MYSQL_DATABASE=davis_db
MYSQL_ROOT_PASSWORD=********
MYSQL_USER=davisdata
MYSQL_PASSWORD=********

IMAP_AUTH_URL="mail.groncyber.com:993/imap/ssl/validate-cert"
IMAP_AUTH_USER_AUTOCREATE=true # false by default

[tchapi]

Hi @Macr0Nerd

Thanks for the details. I'm not familiar with podman quadlets, but let's try to dig. Can you have a look in /var/www/davis/var/log on the PHP container to see the application logs in there (path may differ in your installation though)? This folder should be writable by the app to write the logs, by the way (not sure if it's the case for you)

[Macr0Nerd]

Weirdly enough I don't get logs in that directory. When I tried the standalone application I did, but with the regular Davis image I don't. Maybe it's that the container is running rootless and so it can't write to the log as the UID it is. I'm going to try changing the permissions on the log directory.

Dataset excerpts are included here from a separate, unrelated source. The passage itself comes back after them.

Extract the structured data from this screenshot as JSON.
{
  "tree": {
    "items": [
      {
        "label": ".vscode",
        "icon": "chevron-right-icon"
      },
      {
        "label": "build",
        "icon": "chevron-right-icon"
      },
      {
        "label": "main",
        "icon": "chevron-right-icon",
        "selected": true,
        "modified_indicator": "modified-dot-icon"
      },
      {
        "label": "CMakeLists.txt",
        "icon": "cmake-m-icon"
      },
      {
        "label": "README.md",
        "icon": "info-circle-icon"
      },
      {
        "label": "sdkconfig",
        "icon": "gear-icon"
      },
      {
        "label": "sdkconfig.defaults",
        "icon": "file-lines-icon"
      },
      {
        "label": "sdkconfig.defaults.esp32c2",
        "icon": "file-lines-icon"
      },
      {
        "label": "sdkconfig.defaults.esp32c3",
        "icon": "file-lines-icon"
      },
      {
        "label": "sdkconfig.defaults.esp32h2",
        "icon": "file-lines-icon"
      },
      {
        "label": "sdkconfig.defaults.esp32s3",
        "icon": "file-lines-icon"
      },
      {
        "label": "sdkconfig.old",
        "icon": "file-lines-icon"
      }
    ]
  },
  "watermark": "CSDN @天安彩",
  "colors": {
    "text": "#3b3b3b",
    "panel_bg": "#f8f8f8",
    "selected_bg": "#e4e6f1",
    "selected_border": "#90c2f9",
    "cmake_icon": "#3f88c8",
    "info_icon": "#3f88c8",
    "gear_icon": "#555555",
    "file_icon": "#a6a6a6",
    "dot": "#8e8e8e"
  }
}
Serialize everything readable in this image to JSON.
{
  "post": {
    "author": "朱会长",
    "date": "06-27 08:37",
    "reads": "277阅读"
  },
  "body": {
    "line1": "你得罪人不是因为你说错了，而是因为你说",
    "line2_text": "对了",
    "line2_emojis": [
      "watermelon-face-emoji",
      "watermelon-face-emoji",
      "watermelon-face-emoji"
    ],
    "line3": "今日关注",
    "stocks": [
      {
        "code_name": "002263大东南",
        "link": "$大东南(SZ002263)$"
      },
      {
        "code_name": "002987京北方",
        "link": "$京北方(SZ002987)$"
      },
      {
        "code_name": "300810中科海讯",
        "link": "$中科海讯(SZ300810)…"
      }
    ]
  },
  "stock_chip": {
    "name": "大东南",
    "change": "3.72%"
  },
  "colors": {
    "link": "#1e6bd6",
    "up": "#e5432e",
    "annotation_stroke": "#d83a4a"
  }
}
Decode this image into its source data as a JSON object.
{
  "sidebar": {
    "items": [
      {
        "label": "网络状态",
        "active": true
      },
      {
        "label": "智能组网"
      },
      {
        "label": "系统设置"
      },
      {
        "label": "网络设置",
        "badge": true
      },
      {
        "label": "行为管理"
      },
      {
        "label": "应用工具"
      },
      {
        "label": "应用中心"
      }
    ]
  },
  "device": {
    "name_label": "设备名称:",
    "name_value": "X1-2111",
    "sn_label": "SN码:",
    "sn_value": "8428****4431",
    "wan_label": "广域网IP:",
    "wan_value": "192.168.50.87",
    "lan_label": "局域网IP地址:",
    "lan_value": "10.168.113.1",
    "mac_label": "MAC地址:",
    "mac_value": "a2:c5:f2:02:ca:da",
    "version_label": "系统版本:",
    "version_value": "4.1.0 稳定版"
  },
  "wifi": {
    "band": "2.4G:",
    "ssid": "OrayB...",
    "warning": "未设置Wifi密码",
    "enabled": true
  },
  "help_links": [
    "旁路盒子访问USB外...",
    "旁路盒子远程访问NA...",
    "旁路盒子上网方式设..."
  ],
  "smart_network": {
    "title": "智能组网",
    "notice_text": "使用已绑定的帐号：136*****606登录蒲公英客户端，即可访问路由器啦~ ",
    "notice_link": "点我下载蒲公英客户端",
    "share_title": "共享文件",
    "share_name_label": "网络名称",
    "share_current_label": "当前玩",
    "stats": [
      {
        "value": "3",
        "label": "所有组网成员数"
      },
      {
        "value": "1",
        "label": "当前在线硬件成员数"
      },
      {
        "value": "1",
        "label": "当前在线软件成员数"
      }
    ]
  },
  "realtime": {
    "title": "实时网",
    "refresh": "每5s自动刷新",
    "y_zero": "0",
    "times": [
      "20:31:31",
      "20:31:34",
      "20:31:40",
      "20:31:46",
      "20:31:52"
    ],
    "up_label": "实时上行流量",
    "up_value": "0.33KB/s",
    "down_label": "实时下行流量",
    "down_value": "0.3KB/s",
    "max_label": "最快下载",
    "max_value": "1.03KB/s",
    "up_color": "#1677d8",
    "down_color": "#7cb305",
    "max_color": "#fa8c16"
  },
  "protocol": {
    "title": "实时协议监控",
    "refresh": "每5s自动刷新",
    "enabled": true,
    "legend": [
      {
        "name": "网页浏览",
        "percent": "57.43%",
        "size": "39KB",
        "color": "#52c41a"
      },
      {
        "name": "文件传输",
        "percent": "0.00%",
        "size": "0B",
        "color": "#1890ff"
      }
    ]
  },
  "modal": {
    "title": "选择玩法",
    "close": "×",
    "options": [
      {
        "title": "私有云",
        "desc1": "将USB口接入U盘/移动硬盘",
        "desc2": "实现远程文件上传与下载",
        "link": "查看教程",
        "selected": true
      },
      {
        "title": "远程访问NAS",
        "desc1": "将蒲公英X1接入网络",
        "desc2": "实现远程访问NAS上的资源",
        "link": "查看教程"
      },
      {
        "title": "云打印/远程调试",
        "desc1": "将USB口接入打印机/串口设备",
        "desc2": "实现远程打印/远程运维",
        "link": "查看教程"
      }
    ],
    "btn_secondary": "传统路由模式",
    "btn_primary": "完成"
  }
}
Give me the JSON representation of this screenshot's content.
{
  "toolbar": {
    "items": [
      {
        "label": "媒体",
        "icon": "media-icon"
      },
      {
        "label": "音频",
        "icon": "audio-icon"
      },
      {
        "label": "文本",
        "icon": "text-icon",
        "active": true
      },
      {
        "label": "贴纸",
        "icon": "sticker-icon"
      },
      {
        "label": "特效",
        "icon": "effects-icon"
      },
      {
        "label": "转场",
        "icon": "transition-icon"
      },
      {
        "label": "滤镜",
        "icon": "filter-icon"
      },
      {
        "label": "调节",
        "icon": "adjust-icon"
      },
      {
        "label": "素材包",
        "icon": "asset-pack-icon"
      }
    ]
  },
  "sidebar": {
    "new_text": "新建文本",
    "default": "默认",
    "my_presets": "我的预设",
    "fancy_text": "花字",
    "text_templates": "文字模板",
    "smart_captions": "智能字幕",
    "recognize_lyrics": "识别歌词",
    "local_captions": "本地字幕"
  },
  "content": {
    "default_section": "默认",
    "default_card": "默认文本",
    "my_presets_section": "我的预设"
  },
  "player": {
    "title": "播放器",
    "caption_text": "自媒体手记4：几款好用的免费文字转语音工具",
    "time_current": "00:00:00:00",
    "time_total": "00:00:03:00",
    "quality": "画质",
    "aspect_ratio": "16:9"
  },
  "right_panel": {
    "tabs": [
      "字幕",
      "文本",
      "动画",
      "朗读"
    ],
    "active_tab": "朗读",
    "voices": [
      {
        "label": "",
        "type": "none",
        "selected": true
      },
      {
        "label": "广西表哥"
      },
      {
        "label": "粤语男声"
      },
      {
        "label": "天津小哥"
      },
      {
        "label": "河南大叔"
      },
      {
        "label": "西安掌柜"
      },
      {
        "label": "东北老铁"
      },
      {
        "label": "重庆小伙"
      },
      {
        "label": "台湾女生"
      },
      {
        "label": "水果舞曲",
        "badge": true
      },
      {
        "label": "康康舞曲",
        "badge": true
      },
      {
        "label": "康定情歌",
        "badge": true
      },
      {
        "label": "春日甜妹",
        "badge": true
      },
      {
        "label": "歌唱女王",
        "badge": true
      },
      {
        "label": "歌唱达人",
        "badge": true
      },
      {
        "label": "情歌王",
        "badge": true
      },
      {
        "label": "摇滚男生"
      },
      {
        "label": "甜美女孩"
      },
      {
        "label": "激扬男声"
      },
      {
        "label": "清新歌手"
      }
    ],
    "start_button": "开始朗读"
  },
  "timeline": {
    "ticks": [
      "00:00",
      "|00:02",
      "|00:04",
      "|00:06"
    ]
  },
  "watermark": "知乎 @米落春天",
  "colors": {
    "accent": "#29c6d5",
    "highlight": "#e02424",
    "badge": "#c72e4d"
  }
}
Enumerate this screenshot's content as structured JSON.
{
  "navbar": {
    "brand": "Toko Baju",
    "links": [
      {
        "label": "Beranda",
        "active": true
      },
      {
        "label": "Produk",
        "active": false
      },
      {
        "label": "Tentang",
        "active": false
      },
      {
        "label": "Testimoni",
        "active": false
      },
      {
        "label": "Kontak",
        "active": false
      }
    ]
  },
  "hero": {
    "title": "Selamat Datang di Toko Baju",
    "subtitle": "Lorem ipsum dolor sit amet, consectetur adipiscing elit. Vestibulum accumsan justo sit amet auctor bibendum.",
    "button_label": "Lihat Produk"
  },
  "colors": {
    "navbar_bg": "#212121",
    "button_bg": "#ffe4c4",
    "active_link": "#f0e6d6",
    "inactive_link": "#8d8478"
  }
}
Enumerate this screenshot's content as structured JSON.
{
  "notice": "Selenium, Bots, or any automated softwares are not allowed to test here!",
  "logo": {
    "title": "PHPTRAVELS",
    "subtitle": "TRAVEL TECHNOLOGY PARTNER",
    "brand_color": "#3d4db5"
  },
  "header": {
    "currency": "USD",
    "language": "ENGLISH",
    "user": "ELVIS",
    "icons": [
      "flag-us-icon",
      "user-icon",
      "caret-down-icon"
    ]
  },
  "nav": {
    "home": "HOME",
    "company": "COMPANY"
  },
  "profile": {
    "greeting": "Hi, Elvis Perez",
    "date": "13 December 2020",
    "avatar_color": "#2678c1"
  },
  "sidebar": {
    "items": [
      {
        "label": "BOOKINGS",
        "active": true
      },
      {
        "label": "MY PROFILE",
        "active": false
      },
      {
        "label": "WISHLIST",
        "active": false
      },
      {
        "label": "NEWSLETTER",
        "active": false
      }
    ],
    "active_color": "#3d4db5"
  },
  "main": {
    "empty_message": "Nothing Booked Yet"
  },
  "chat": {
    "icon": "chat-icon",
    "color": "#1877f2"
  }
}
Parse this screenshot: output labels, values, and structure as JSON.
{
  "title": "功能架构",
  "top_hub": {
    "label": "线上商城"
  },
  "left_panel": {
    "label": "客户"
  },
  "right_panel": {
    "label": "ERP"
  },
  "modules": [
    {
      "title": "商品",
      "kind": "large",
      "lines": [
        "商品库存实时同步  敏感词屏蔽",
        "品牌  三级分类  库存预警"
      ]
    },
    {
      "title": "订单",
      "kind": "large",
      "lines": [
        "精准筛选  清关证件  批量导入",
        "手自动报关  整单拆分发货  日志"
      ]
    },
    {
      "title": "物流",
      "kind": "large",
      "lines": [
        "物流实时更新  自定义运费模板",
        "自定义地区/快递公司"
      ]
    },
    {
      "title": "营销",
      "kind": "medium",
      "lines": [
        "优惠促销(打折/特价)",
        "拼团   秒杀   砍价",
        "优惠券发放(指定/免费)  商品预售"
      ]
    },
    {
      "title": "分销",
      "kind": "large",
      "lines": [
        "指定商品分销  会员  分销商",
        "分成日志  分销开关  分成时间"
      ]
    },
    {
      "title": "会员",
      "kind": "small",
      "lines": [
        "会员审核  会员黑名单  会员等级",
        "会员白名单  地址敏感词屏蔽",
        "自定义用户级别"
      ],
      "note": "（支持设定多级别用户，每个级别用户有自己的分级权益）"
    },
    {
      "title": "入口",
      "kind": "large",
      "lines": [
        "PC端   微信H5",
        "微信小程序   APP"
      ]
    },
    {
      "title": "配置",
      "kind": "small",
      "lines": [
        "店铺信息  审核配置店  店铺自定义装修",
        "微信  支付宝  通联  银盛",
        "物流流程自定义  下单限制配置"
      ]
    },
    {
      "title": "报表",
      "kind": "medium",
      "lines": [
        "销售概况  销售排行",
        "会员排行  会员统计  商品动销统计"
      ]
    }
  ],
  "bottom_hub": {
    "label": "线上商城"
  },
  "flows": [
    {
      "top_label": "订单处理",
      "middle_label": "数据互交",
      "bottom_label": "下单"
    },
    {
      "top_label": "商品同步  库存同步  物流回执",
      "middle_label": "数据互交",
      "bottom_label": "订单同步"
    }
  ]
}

~ $ cd /var/www/davis/var/log/
~/var/log $ ls -la
total 0
drwxr-xr-x    2 www-data www-data         6 Nov 26  2022 .
drwxr-xr-x    4 www-data www-data        30 Nov 26  2022 ..

[tchapi]

Can you try to see if you can modify the permissions so that the logs can be written ? It might be the source of the problem indeed. Otherwise there might be logs in /var/log for php-fpm maybe that could help?

[Macr0Nerd]

I attempted to chmod the directory but was unable to. There is also nothing in /var/log. I'm guessing the logging issue is because I'm running rootless, but I need to do that in order to have proper permissions for the NFS shares.

[tchapi]

Hey there, sorry for the late response.

Could you try, in the running container, to:

• change APP_ENV to dev instead of prod
• run a composer install in the davis folder to install dev deps
• retry to load the page to see if the error is more verbose (it should be)?

[Macr0Nerd]

The composer install wasn't able to run properly, that may have been my fault, but the page did change when I changed it from prod to dev. I'm still not getting any logs but I now have this error page instead of nothing.

[tchapi]

Yeah that's only because composer install did not run properly actually. What error did you encounter?

[tchapi]

👋🏼 Haven't heard from you on this matter — could you resolve it in the end?